Top critical review
26 people found this helpful
Useful, but ridiculously over-hyped by people who should know better
on 10 February 2013
It's taken me 18 months to review this book. Largely because the only illustration - the flavour wheel - completely baffled me initially and I couldn't be bothered to work it out. I'm a scientist and firmly believe that illustrations are either an invaluable blessing or a pointless curse - too often the latter, particularly in cookbooks. The main value of a good illustration is that it presents complex information in a simple way - much clearer than words, for example. The flavour wheel does the opposite! It takes simple information and presents it in a complex way that completely muddies the waters. All it does is present the arbitrarily chosen 99 flavours, grouped into very subjective categories, in a graphical, very pseudo-scientific way. It gives you no useful information about how any of the flavours might be combined, or how they should not be combined. Compare this, for example, with a colour wheel - from which, presumably, this pointless graphic was derived. Colours can be grouped scientifically, and the wheel is invaluable in showing what colours work with others, which clash - and why. I'm not at all sure that the concept can be usefully translated to flavour pairings - it certainly isn't here. Calling the book a Thesaurus doesn't help either - it isn't! So, what about the text?
The Pairings Index, 17 invaluable pages tucked away at the back of the book, is the main really useful element of this book. It takes the 99 ingredients and lists suggested flavour pairings. Generally, these work well, although omissions should not be taken too seriously, and are presented simply and usefully. Each pairing is referenced to pages in the main text that discuss the pairing in more detail, sometimes with terse, but useful, recipes. Bearing in mind that, for most courses, two or three main elements is all you need, the Pairings Index can be invaluable for creating your own menus. However, it does assume a lot of understanding of cooking options to get an appropriate balance of textures and an interesting and complementary sauce. Like many reviewers, I can take or leave the chattier bits of the text, but the stuff expanding on why flavour combinations work can be extremely interesting and useful.

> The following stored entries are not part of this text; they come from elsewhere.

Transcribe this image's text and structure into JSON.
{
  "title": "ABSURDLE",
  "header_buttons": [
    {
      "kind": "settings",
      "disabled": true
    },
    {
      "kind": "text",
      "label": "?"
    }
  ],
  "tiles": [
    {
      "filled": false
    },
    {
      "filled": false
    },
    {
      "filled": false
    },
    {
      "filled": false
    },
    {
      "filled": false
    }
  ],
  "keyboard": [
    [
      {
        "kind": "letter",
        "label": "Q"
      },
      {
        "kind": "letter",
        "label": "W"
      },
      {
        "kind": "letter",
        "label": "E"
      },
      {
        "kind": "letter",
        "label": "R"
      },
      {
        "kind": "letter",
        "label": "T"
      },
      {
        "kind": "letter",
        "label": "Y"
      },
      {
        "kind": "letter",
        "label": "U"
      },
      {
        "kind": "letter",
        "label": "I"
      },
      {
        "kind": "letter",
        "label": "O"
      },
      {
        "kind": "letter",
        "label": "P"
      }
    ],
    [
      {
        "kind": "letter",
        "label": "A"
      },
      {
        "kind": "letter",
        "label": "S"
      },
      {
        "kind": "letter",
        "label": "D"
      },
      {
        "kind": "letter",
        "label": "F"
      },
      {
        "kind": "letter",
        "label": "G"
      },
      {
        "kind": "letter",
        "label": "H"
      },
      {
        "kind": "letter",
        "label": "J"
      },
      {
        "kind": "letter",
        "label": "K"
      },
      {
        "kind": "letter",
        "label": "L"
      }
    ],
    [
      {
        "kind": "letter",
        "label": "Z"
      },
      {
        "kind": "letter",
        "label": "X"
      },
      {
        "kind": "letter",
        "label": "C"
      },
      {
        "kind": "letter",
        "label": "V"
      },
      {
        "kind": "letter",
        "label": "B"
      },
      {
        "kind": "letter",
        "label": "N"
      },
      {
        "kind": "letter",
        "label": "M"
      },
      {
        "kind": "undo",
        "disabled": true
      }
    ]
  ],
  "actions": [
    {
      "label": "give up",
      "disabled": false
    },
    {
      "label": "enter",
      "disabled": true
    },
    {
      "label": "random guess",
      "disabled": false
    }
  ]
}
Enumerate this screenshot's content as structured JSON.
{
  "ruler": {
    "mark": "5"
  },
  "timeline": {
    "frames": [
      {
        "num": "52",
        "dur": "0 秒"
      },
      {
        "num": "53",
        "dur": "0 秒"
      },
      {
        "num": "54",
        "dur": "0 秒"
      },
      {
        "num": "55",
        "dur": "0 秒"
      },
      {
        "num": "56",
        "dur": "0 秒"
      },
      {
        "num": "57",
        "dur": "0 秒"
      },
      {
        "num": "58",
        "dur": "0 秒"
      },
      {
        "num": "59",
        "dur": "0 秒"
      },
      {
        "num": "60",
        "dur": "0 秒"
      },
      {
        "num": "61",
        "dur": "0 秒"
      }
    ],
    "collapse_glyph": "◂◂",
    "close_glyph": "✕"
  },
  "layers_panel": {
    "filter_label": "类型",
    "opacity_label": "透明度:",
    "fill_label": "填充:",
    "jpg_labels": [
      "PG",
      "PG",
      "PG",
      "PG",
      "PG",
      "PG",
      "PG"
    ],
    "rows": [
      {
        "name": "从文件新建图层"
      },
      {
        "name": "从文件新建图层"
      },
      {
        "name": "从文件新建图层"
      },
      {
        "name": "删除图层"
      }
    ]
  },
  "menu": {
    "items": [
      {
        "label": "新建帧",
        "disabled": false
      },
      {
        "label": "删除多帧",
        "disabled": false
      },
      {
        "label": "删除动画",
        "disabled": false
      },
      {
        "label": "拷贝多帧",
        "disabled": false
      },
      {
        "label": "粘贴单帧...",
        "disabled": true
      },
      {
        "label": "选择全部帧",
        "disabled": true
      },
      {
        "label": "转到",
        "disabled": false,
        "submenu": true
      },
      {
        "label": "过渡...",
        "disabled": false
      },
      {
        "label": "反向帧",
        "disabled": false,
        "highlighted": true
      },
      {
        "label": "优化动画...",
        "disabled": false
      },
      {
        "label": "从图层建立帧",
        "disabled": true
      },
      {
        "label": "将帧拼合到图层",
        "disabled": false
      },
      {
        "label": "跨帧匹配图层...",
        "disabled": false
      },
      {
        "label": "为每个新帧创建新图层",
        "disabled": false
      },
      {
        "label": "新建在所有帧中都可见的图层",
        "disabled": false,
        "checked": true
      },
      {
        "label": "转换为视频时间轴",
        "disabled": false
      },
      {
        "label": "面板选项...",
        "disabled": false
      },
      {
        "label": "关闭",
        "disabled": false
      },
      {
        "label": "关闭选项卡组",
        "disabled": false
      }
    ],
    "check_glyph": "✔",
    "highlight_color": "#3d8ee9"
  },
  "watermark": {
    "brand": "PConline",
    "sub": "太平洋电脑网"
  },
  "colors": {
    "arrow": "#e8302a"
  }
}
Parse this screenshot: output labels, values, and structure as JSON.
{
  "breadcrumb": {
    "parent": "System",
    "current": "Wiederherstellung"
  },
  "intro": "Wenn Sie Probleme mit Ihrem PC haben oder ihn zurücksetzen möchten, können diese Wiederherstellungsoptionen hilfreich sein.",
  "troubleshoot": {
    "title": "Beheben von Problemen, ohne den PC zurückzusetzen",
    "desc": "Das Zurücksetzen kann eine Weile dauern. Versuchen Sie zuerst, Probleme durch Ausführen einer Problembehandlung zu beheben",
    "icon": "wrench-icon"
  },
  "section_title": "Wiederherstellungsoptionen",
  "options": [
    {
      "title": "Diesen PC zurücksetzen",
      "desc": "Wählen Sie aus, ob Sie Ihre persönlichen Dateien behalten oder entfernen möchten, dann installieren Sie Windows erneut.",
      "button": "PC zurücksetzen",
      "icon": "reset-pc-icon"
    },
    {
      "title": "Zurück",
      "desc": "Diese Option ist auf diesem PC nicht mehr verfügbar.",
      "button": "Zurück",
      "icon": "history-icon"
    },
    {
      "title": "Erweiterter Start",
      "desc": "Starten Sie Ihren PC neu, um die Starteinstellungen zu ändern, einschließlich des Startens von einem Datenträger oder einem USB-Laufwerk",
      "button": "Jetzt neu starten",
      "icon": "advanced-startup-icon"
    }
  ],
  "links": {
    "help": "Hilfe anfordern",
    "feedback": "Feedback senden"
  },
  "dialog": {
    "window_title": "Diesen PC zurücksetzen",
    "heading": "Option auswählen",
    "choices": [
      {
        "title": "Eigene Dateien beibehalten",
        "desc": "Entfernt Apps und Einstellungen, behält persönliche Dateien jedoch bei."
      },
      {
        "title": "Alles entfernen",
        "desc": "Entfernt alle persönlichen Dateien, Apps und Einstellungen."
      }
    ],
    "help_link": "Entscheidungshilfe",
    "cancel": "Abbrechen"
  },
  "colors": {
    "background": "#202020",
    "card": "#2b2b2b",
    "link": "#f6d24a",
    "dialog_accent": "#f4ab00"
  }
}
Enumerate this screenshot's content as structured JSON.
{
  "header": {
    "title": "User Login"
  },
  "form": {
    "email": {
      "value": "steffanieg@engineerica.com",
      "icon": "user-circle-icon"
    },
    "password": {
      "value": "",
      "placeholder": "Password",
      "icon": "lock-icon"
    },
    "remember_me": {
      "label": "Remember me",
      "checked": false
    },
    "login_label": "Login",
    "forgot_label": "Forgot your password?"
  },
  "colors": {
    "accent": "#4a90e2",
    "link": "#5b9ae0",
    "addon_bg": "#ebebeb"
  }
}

Some reviewers criticise the limitations of the 99 ingredients, but you have to stop somewhere! It is easy to find something similar to your favourite missing ingredient and use the pairings listed for that. For leeks (missing), reference onions, for example, or fennel (missing) - anise, and so on.
So, a really useful reference, let down by a silly diagram, inaccurate title, and unnecessary padding - that some obviously find entertaining. Hence, three stars and a recommendation to buy it if you are an experienced cook that wants a more complete understanding of what goes with what, and why. This is not a succinct scientific reference because there is little science behind flavour combinations. Understand that, and you'll find the book useful.